Natasha Mendes, analista de conservação do WWF-Brasil, confirma que é possível conciliar desenvolvimento econômico com conservação ambiental. “A iniciativa não só fortalece as comunidades no desenvolvimento da qualidade de vida local, como também é uma das principais alternativas frente às ameaças e atividades ilegais nos territórios”, declara.
A safra 2025/2026 gerou mais de R$ 2,5 milhões em renda para associações e seringueiros dos municípios de Eirunepé, Canutama, Pauini, Manicoré e Novo Airão, no Amazonas; Xapuri, no Acre; e Machadinho d’Oeste, em Rondônia. O desempenho foi impulsionado tanto pela ampliação do arranjo produtivo quanto pelo fortalecimento da organização comunitária e da governança local da cadeia.
“Ao promover a valorização da sociobiodiversidade, buscamos fortalecer cadeias produtivas que respeitam e preservam os recursos naturais, garantindo que o uso da floresta gere benefícios sociais, culturais e econômicos. Por entender que esse produto é diferenciado, oferecemos apoio logístico, recursos para a manutenção e operação das associações, entre outras ações que reforçam nosso compromisso com um desenvolvimento verdadeiramente inclusivo e sustentável”, explica Bruno Temer, gerente de Sustentabilidade da Michelin.
Inicialmente, o arranjo produtivo da borracha nativa teve sua atuação concentrada no Amazonas, sendo marcado, desde a origem, pela forte articulação comunitária e pelo número expressivo de associações extrativistas integradas à iniciativa.
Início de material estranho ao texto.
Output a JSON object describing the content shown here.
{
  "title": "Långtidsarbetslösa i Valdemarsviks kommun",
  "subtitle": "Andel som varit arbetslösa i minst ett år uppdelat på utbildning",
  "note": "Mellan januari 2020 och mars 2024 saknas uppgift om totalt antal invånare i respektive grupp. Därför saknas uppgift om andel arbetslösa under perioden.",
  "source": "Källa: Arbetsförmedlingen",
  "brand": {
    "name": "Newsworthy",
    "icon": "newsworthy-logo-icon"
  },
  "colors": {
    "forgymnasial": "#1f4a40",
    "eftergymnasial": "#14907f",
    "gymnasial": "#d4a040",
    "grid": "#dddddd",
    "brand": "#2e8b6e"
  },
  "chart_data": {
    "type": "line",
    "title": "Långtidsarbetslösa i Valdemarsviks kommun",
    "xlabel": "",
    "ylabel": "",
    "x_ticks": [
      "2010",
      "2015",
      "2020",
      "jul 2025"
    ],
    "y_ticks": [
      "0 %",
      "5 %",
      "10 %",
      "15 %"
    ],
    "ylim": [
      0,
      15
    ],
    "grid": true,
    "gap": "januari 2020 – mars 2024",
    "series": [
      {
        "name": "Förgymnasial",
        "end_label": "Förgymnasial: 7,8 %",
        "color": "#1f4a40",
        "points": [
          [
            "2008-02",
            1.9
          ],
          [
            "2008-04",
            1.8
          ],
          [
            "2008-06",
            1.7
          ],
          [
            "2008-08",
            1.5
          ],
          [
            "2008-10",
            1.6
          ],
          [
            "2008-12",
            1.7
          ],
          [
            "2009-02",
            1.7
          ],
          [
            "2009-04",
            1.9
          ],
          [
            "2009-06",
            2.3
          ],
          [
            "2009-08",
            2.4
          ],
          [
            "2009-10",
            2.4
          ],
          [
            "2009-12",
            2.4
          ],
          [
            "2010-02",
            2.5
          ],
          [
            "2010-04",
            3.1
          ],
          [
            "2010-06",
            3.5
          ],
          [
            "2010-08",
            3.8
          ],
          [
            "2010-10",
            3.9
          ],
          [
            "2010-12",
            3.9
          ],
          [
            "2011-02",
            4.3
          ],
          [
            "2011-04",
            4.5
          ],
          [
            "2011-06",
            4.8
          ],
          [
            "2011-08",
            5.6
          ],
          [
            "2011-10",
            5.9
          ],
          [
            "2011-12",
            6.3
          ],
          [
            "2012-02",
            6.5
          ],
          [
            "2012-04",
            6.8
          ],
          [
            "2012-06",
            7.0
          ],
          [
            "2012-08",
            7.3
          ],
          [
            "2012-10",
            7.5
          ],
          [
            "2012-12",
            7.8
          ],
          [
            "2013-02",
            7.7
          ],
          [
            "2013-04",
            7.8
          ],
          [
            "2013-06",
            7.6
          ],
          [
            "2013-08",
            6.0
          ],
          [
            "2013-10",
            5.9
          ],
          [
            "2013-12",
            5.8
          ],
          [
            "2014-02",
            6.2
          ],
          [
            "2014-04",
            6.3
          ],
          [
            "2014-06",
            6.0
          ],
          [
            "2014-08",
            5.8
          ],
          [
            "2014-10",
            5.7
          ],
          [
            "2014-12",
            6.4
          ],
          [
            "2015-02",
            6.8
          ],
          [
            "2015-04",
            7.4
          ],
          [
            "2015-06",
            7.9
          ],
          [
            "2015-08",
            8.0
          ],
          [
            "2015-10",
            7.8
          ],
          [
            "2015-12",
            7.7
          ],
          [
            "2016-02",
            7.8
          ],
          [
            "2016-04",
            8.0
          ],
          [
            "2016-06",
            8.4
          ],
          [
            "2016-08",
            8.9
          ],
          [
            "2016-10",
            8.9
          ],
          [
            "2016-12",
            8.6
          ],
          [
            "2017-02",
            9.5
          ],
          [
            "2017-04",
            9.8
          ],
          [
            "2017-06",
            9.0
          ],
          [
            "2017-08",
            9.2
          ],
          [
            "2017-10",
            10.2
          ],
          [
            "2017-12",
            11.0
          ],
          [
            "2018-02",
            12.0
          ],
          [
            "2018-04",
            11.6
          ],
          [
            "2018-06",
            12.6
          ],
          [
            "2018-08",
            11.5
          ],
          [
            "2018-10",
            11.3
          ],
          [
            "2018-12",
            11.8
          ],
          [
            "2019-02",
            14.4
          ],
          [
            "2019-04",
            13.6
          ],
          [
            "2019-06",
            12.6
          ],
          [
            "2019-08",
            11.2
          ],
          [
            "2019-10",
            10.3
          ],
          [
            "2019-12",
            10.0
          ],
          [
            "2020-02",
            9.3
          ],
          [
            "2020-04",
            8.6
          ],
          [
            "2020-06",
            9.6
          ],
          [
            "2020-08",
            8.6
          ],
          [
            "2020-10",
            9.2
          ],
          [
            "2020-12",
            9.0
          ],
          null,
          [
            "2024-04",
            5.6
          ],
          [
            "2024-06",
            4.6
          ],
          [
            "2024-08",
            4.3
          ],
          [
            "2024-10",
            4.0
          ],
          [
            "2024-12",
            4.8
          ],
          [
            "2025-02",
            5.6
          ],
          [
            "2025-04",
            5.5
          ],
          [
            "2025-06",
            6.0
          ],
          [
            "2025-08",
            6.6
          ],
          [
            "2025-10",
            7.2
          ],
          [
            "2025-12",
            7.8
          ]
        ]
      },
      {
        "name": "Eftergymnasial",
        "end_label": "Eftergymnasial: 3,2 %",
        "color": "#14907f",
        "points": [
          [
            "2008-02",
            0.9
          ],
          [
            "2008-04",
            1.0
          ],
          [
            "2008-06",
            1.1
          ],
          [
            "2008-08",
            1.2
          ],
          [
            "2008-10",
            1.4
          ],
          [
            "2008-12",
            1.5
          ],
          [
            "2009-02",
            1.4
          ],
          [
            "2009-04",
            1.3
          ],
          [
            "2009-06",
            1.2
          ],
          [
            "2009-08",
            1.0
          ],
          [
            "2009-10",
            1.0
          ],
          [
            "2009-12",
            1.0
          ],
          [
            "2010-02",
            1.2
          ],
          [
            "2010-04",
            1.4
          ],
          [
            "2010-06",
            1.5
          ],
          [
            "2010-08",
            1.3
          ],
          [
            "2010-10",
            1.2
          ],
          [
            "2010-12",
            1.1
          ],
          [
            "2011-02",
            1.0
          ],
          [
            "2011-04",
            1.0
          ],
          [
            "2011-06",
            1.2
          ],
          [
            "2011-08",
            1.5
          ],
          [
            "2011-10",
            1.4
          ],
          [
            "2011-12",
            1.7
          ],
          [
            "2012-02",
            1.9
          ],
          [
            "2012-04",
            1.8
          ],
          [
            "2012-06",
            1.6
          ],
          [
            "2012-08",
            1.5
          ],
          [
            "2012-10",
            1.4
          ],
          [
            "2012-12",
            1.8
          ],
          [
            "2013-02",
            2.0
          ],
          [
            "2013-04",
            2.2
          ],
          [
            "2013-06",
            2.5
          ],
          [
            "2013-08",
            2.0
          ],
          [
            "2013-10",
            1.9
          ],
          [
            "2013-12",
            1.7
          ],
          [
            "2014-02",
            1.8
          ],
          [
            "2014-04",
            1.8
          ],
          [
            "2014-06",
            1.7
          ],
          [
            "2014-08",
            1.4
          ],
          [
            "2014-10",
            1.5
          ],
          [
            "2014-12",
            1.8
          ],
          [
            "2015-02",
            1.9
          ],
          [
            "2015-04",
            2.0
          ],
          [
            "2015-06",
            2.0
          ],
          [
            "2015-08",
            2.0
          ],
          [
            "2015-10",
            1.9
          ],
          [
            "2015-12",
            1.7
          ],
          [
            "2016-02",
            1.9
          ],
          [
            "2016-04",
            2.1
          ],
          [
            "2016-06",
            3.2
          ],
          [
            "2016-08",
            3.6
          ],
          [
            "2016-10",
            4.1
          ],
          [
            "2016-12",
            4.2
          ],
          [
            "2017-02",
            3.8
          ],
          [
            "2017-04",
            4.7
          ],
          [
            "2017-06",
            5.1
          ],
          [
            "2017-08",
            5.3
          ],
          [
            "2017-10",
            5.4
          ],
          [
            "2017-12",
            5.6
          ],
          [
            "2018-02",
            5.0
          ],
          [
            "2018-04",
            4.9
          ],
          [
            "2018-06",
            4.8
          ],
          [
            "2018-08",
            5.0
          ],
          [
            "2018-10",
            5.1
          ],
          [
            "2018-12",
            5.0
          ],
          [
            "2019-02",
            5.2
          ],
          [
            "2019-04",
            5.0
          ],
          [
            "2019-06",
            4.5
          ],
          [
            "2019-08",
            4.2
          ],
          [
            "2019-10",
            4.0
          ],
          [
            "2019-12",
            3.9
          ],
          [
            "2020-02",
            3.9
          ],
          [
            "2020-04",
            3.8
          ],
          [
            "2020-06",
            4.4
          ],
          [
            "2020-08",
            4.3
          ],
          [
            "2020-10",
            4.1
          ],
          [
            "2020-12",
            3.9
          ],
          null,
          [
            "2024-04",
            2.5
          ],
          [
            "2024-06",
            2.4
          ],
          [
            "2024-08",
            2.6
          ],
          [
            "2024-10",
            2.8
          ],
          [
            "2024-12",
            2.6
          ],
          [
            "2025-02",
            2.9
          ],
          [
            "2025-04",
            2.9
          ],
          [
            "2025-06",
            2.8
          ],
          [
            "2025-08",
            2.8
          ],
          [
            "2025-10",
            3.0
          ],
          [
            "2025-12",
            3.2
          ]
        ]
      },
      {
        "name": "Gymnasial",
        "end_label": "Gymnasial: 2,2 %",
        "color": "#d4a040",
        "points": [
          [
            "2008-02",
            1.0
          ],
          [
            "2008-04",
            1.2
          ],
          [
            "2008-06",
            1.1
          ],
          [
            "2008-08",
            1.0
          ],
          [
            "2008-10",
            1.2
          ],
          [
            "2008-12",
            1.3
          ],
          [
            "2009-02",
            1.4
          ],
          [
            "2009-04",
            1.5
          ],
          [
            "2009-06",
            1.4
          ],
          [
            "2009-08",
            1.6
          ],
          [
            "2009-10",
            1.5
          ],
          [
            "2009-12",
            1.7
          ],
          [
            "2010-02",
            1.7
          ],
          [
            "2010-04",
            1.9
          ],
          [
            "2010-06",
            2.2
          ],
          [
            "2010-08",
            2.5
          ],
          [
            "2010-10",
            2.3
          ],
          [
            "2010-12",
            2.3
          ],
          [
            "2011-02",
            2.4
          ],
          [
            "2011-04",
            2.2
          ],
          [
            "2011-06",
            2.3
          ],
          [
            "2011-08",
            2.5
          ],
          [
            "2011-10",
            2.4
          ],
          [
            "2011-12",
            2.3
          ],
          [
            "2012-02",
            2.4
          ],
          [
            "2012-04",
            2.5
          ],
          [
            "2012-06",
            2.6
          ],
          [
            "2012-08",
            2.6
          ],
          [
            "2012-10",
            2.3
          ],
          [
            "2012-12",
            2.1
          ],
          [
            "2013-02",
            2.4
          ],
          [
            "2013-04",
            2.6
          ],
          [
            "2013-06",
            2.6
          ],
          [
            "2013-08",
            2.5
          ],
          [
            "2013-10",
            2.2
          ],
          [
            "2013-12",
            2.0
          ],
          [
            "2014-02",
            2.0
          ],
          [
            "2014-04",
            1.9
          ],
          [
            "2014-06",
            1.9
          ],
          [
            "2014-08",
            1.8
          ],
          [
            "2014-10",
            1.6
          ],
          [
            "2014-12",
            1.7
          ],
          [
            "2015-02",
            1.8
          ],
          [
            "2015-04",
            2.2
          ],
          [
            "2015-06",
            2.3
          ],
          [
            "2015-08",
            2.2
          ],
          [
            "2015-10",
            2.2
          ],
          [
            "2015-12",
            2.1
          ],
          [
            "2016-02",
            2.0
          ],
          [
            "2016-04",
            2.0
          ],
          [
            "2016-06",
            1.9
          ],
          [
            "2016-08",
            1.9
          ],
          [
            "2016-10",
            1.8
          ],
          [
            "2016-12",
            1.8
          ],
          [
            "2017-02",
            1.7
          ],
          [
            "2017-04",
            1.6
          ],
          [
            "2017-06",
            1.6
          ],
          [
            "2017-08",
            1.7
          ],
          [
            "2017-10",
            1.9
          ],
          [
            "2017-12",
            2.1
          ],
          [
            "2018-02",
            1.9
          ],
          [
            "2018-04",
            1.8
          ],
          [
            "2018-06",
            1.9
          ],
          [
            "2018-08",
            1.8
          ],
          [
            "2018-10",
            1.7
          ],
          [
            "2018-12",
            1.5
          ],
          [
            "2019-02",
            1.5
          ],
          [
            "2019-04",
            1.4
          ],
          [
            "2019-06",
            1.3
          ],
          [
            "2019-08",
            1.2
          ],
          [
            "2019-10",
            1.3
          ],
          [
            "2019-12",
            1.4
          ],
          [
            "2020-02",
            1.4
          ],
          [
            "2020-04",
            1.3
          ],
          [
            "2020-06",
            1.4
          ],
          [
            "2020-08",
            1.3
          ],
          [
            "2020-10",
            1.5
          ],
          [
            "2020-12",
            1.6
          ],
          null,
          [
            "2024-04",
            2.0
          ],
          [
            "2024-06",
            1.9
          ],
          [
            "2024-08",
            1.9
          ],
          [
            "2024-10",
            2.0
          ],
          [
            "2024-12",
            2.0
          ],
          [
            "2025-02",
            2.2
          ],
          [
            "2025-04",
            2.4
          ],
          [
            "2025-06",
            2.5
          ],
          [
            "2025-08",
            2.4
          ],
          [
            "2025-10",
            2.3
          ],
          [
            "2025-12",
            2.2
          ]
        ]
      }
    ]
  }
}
Atualmente, o arranjo reúne no estado as seguintes organizações: Associação dos Trabalhadores Agroextrativistas de Eirunepé (ATAE), Associação dos Moradores Agroextrativistas do Rio Gregório (AMARGE), Associação dos Produtores Agroextrativistas de Canutama (ASPAC), Associação dos Trabalhadores Agroextrativistas do Município de Pauini (ATRAMP), Associação dos Moradores Agroextrativistas do Lago do Capanã Grande (AMALCG), Central das Associações Agroextrativistas do Rio Manicoré (CAARIM), Associação dos Produtores Agroextrativistas do Igarapezinho (APAIGA), Associação dos Produtores Agroextrativistas da RDS do Madeira (APRAMAD), Associação de Moradores Agroextrativistas da Comunidade Terra Preta, Associação dos Moradores Agroextrativistas da Comunidade Delícia (AMACD), Associação de Moradores Agroextrativistas Nossa Senhora de Nazaré – Comunidade Barreira do Matupiri e a Cooperativa Mista Agroextrativista do Rio Unini (COOMARU). Esse conjunto de organizações evidencia a capilaridade do arranjo no território amazonense e sua capacidade de articulação entre diferentes comunidades extrativistas.
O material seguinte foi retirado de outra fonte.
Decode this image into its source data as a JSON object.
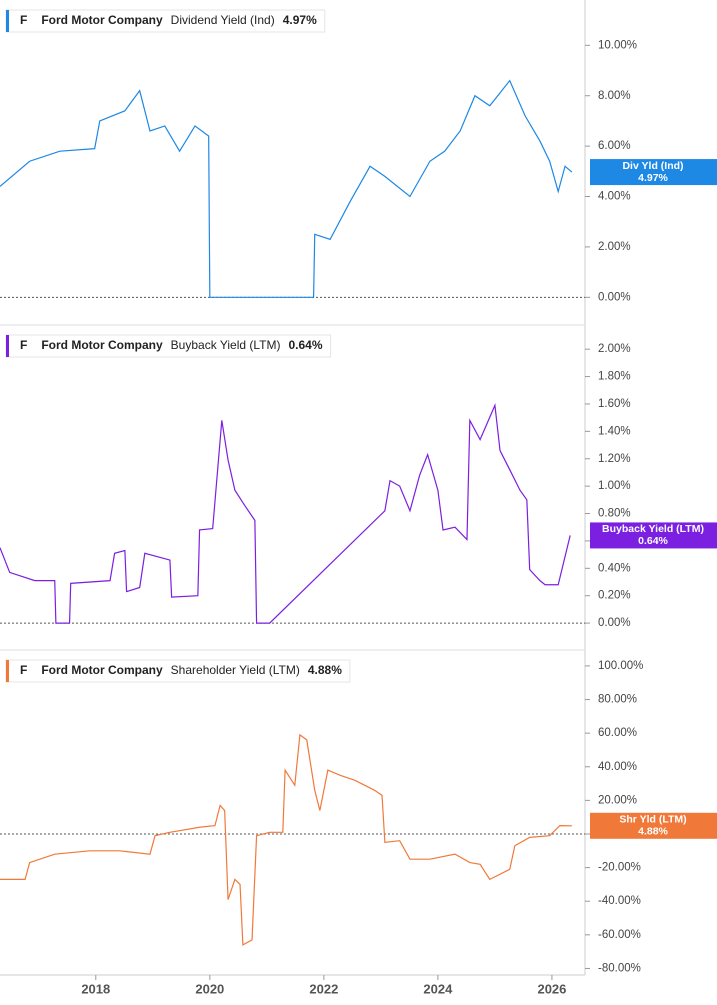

Outro marco relevante da consolidação do arranjo produtivo da borracha nativa foi a ampliação de sua atuação para além do Amazonas, com a inserção dos estados de Rondônia e do Acre. Nessas regiões, passaram a integrar o arranjo a Cooperativa Agroextrativista de Xapuri (COOPERXAPURI), no Acre, a Associação dos Seringueiros de Machadinho d’Oeste (ASM) e a Associação dos Extrativistas do Vale do Anari (ASEVA), em Rondônia, fortalecendo a dimensão interestadual da cadeia e ampliando as oportunidades de geração de renda associadas ao manejo sustentável da floresta.
Números que demonstram impacto
Os resultados consolidados evidenciam o crescimento da cadeia da borracha amazônica. Em 2022, primeiro ano da iniciativa, foram produzidas e comercializadas mais de 65 toneladas de borracha nativa, gerando cerca de R$ 900 mil em renda para as famílias participantes. Em 2023, a produção ultrapassou 130 toneladas, com R$ 1,8 milhão gerados em renda direta, mais que dobrando os resultados do ano anterior.
Logística e garantia de mercado
A borracha produzida pelas comunidades extrativistas é adquirida pela Michelin em formato CVP, com compra garantida e preço justo. A logística envolve o escoamento a partir de Manaus (AM), com transporte fluvial até Belém (PA) e, posteriormente, transporte terrestre até Igrapiúna (BA), onde ocorre o processamento.